Quando se aproximaram, pude constatar a presença de uma família que se deslocava compassada e silenciosamente em fila indiana, rigorosamente pelo lado direito, de modo a permitir espaço a quem quisesse ultrapassá-los ou cruzasse o seu caminho. Na frente, surgiu uma mulher muito magra, nova, de rosto feio e ossudo, pele baça de tom de azeitona e rosto sério, mas que curiosamente parecia preparada para um cumprimento casual em caso de necessidade. Logo atrás dela estava uma outra mulher um pouco menos magra e muito semelhante à primeira. Os traços eram os mesmos e somente o seu corpo era menos esquelético que o da sua irmã. O terceiro elemento daquela família era a matriarca, de meia idade, rosto mais aberto que fugia ligeiramente aos traços das filhas, apesar da expressão facial muito parecida. Por último, e a fechar a fila como guardião, a figura de um homem alto, muitíssimo magro e com o rosto exatamente igual ao das suas filhas, expressão responsável, olhar penetrante e um ligeiro sorriso de cordialidade. O mais impressionante neles era a capacidade de se deslocarem milimetricamente afastados uns dos outros, em espaços iguais e no mais absoluto silêncio.
Uns dias depois, enquanto caminhava já tardiamente por aquele mesmo lugar na companhia da minha mulher, percebi que o velho carro, vazio e enigmático, ainda lá estava. O meu impulso foi dizer-lhe que já o avistara antes e que achava que conhecia os ocupantes daquele "fusquinha". Adivinhando os meus pensamentos, ela perguntou-me se eu sabia a quem pertencia. Falei que sim, que tinha praticamente a certeza de quem era, embora nunca tivesse visto pessoas perto do carro e muito menos dentro dele. Ela olhou-me admirada e reconheci no seu rosto uma certa relutância por aquele lugar e por aquela situação estranha e desconcertante.

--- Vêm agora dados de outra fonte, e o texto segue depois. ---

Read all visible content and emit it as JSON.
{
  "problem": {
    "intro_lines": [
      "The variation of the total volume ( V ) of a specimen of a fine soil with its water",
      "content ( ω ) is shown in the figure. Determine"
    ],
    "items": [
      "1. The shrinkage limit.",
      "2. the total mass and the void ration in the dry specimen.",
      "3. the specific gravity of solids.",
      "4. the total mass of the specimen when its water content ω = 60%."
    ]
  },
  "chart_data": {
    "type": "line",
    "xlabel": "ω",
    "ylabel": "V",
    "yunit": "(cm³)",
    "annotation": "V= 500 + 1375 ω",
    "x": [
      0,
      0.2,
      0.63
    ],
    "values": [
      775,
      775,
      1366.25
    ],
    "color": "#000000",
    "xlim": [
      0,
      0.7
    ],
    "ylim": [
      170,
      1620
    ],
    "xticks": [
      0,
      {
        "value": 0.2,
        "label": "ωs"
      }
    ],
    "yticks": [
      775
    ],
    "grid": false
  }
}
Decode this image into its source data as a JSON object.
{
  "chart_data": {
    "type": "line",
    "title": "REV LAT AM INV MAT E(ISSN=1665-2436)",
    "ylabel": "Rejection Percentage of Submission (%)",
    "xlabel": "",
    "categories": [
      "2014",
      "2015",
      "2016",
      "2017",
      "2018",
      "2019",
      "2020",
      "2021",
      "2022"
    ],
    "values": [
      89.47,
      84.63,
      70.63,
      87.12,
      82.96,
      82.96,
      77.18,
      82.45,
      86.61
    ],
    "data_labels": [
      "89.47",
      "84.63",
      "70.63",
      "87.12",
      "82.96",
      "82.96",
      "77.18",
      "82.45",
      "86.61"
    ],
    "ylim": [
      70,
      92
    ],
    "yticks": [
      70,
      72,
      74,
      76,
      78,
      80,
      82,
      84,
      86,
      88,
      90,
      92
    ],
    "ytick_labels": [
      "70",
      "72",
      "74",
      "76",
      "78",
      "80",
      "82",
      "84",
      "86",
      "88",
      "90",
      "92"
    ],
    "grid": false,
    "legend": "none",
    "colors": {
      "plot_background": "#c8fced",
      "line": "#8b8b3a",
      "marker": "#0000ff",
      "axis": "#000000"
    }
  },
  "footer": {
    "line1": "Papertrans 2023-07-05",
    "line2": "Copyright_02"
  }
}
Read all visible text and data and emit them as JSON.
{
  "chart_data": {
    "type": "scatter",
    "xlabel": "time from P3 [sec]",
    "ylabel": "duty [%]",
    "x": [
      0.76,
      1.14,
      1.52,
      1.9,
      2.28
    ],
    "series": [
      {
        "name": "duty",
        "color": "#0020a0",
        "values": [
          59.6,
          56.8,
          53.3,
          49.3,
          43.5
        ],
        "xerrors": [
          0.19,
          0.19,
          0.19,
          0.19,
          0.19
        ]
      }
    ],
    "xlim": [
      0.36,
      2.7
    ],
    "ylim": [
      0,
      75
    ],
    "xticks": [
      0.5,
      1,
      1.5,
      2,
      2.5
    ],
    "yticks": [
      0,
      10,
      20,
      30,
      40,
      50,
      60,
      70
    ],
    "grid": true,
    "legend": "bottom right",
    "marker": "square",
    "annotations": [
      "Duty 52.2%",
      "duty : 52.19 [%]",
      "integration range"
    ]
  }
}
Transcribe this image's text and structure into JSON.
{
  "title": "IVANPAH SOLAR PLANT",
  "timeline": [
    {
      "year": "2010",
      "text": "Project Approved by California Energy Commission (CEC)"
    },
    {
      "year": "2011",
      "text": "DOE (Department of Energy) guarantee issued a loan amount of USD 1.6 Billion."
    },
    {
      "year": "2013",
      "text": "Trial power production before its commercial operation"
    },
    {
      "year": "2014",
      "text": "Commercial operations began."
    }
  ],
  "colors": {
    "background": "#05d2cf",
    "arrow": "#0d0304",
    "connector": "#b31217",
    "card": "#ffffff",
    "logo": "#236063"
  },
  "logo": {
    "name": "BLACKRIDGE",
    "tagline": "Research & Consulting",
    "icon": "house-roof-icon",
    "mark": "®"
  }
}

Quando estávamos já no final do nosso percurso, talvez a uns quinhentos metros do final da pista, apareceram eles, tradicionalmente enfileirados e cambaleantes à nossa frente. Como de costume, muito chegados à direita e preparados para se cruzarem conosco numa atitude silenciosa de reverência e simpatia, apesar do ar estranho e da feiura desmedida.
Notei, na minha mulher, uma certa curiosidade no olhar e uma vontade de me perguntar qualquer coisa. Já não dava tempo. Eles estavam muito próximos de nós e qualquer deslize da nossa parte poderia causar estragos e provocar algum constrangimento naquele encontro mágico e inusitado.
Não resistimos à tentação de nos virarmos para trás para conferir aquela família especial e misteriosa que acabara de passar e também para que pudéssemos ver se eles entrariam, efetivamente, naquele carro. Mas não foi isso que aconteceu. Seguimos aquele estranho cortejo com o olhar, até se tornarem uma pequena mancha quase indelével no final da trilha. A minha mulher, extasiada e maravilhada com aquele episódio, perguntou-me com um ar levemente sarcástico e divertido se eu nunca tinha visto, por acaso, uma pequena "mão" (autônoma, rápida, expressiva, com os dedos transformados em pernas) acompanhando-os alegremente como se pertencesse à família... Achei o comentário estranhíssimo e sem sentido. Parei por um momento, olhei para ela e fiquei a pensar. O que ela queria dizer com isso? Ah, mas só se... Claro, ela tinha razão. Nunca tinha pensado nisso! Esbocei um sorriso de cumplicidade e tornei a olhar aquele horizonte, em busca de uma confirmação. Podia ser essa a chave da solução...
Quando fomos embora, o velho automóvel tinha desaparecido como que por encanto, apesar de nunca os termos visto entrar no carro e/ou escutado o ruído do seu motor.